I see what you're saying here. You "feel" that the more entropy you inject the more incorrect answer it will come up with. Don't go off "feeling". Try it.
I already took your question and replaced the customers with hulk. I can add in Wednesday Adams as one of the developers. I can take this entire question and turn it on it's head to ask what if the client asked me to write a program to destroy the universe. You can take this thing all the way to destroying the universe and into the new universe that comes after it. chatGPT is game and will follow you.
Look I posted this in a branching thread I'll post it here because it's literally unequivocal evidence: https://www.engraved.blog/building-a-virtual-machine-inside/ read it till the end because the ending is creative inception.

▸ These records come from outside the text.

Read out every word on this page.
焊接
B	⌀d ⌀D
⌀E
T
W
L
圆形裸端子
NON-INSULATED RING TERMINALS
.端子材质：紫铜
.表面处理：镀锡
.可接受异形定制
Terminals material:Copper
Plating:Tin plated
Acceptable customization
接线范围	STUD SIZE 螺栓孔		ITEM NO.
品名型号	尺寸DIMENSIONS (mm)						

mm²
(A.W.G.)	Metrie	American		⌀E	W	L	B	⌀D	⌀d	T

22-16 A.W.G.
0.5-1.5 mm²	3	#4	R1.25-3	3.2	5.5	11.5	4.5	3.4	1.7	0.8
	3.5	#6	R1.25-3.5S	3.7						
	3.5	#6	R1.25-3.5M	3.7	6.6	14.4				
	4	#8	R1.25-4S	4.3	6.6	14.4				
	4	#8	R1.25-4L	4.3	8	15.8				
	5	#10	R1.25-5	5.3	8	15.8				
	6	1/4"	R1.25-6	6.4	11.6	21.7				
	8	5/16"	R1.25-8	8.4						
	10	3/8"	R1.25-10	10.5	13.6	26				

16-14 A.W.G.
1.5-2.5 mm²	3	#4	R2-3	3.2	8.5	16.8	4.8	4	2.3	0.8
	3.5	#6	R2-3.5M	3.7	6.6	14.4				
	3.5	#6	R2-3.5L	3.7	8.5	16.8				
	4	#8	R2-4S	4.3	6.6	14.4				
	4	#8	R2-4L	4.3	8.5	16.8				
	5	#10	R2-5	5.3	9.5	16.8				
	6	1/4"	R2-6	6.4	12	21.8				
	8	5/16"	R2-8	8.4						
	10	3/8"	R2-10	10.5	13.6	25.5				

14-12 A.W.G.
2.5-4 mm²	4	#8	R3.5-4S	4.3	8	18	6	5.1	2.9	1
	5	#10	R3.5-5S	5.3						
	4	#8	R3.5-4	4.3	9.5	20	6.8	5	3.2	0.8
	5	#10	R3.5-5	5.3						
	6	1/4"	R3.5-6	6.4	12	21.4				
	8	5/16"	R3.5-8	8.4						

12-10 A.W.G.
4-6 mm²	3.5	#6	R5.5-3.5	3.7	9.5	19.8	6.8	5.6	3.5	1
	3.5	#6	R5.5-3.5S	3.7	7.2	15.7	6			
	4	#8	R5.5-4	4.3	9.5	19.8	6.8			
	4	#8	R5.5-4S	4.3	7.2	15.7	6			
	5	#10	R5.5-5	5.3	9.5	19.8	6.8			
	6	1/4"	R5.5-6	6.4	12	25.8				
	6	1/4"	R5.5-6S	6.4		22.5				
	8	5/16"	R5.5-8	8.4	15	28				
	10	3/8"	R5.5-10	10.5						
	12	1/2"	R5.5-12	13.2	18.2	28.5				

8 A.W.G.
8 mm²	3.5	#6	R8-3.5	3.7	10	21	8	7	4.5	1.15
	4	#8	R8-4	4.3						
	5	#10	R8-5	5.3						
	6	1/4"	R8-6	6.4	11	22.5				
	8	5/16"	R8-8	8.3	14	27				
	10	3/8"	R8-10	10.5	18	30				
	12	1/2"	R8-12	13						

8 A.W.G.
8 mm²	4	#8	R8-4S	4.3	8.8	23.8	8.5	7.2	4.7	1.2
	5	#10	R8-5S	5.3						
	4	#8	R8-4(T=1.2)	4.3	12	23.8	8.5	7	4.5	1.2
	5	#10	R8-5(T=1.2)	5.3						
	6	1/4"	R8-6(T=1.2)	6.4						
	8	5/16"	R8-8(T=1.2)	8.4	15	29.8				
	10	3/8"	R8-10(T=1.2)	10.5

There is no way chatGPT was trained specifically on any of the above. Yet it knows how to imagine all of that.
>Where I think we're going wrong with AI is we seem to think that it will be a "perfect brain". When really nothing is perfect, especially the data it's being trained on.
No it won't be perfect. But neither are you. I think what AI can be, is it can be as good if not better than you. Being better than human doesn't mean it's right on everything. It will get things wrong sometimes, but I believe in the near future it will get things wrong less times then a human.